When a stagnant weather pattern traps poisonous mill gasses in the valley, neighbors grow sicker and Rose’s nursing obligations thrust her into conflict she never could have fathomed. Consequences from her past collide with her present life, making her once clear decisions as gray as the suffocating smog. As pressure mounts, Rose finds she’s not the only one harboring lies. When the deadly fog finally clears, the loss of trust and faith leaves the Pavlesic family—and the whole town—splintered and shocked. With her new perspective, can Rose finally forgive herself and let her family’s healing begin?
My latest novel, After the Fog, is historical fiction. It bursts with historical details that illustrate what the citizens of Donora, Pennsylvania experienced during the historic 1948 killing smog. Of course, being fiction—the storyline and the characters that bring the historic facts to life are creations of my imagination. After the Fog is a gritty tale as any story set in a vintage mill town must be. The dirt, toxins, and soot coming from the steel mills and from one’s own furnace dirtied even the most conscientious housewife’s home, clothing, furniture, and skin.
For the men, the work of the day was bone-crushing hard and scorching hot. Though the mill-work might have appeared to outsiders to be mindless, most of the jobs demanded intricate skill and complete focus in order to keep from losing a finger, a leg, a life.
Even though my characters were crafted to reflect the harsh place and time, they needed to be humanized. I needed something in the book to offset the grittiness and so I gave Rose and Henry a loving though imperfect relationship. Henry is a steel-worker who loves poetry. He tries to work out his worries about the world through his own writing and by reading WH Auden.
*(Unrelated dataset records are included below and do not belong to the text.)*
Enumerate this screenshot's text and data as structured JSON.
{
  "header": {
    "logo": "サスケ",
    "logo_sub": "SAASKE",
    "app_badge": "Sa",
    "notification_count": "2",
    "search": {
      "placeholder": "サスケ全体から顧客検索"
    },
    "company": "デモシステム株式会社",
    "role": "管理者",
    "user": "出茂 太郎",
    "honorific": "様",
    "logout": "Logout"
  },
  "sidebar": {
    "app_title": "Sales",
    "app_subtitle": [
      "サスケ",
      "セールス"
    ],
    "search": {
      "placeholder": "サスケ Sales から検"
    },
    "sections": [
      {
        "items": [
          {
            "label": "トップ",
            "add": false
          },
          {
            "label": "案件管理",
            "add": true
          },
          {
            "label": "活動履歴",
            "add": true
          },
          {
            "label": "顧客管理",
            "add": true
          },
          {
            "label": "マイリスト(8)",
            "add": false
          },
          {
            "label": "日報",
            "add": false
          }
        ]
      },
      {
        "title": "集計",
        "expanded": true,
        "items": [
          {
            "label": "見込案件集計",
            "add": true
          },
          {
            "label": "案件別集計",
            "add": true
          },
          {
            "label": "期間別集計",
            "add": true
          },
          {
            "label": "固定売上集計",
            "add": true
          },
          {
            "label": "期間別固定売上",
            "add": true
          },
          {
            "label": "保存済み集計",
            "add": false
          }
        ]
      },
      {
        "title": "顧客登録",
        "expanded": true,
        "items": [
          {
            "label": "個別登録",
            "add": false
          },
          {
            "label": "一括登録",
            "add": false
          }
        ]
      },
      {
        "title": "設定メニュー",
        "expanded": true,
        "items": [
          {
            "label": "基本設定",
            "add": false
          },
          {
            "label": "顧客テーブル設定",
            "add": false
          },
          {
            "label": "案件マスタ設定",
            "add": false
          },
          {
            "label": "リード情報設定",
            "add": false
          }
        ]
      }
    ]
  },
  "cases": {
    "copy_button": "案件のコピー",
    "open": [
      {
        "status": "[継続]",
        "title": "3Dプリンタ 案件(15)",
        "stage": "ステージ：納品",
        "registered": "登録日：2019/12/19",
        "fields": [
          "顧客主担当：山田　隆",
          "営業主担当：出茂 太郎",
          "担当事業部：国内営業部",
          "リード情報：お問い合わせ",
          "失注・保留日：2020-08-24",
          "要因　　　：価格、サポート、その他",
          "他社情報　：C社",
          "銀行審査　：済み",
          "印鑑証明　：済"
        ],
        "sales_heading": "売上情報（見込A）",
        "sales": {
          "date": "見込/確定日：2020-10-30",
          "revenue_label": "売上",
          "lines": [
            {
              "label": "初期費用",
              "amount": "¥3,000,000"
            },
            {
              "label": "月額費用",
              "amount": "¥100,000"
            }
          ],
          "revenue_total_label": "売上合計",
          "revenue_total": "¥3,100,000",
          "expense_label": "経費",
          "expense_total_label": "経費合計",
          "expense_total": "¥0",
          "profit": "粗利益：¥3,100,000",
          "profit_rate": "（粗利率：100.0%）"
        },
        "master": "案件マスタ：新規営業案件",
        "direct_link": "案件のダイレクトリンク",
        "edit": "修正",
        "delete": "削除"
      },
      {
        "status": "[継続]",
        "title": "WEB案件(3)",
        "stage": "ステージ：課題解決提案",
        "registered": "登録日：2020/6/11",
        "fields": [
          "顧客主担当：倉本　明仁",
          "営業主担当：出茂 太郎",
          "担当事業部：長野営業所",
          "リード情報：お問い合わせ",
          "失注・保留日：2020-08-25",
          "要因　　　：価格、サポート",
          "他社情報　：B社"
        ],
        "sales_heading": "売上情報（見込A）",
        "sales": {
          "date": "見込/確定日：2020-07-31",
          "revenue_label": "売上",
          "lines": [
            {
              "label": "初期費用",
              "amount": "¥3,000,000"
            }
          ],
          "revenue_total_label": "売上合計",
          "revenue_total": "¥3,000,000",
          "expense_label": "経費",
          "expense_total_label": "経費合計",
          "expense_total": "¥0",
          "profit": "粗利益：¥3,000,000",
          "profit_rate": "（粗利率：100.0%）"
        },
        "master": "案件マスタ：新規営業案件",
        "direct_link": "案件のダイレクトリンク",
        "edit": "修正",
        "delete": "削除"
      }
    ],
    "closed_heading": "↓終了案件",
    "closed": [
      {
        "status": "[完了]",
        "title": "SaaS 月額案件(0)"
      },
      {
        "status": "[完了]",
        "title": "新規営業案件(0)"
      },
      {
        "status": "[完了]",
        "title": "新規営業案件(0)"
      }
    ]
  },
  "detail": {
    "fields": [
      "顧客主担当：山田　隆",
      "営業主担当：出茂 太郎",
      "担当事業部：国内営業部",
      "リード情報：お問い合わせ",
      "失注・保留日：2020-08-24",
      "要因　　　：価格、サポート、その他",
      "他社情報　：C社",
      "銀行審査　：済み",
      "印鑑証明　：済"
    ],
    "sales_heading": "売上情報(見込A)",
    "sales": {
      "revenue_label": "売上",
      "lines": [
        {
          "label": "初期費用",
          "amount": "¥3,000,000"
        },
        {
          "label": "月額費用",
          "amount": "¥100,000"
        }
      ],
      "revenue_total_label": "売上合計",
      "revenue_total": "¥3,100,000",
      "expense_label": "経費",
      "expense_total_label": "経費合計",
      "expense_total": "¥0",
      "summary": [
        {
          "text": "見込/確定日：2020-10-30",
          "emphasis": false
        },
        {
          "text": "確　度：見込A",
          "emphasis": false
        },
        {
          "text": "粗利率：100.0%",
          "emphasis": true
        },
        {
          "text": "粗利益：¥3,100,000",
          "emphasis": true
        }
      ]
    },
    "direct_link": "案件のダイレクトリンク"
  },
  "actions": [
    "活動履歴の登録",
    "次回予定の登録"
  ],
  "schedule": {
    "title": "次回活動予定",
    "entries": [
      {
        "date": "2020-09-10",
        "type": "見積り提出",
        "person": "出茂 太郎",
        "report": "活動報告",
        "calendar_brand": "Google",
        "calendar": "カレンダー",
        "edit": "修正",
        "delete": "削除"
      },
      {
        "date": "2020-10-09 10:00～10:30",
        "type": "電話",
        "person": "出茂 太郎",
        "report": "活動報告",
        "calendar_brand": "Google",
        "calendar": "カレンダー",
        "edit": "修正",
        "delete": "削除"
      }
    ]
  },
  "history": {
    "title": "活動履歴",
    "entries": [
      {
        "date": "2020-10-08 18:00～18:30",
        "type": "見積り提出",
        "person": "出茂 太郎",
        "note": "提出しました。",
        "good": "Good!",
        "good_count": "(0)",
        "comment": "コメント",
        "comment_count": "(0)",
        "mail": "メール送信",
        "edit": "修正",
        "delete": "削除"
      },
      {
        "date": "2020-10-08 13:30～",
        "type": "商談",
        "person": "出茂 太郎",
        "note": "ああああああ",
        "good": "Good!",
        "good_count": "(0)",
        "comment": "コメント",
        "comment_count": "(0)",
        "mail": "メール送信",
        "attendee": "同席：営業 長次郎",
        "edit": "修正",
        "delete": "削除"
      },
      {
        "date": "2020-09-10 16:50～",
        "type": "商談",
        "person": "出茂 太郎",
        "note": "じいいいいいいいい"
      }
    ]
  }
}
His wife, Rose, has more trouble accessing and expressing her feelings than Henry. She is a practical, straightforward community nurse—in some ways machine-like. For her, moving ahead means not looking back as her early, orphaned life left her emotional wounds scarred over.
To further humanize Rose and Henry I gave them a sex life. I thought it fit in that the couple found communicating through affection more profitable than by connecting through endless discussion. Henry passes Rose in the kitchen, and pulls her into a quick hug. She gently tends to his slag injury even while scolding him. They are rarely in the same room where one doesn’t touch the other in some way before the scene ends—meanwhile both are keeping secrets.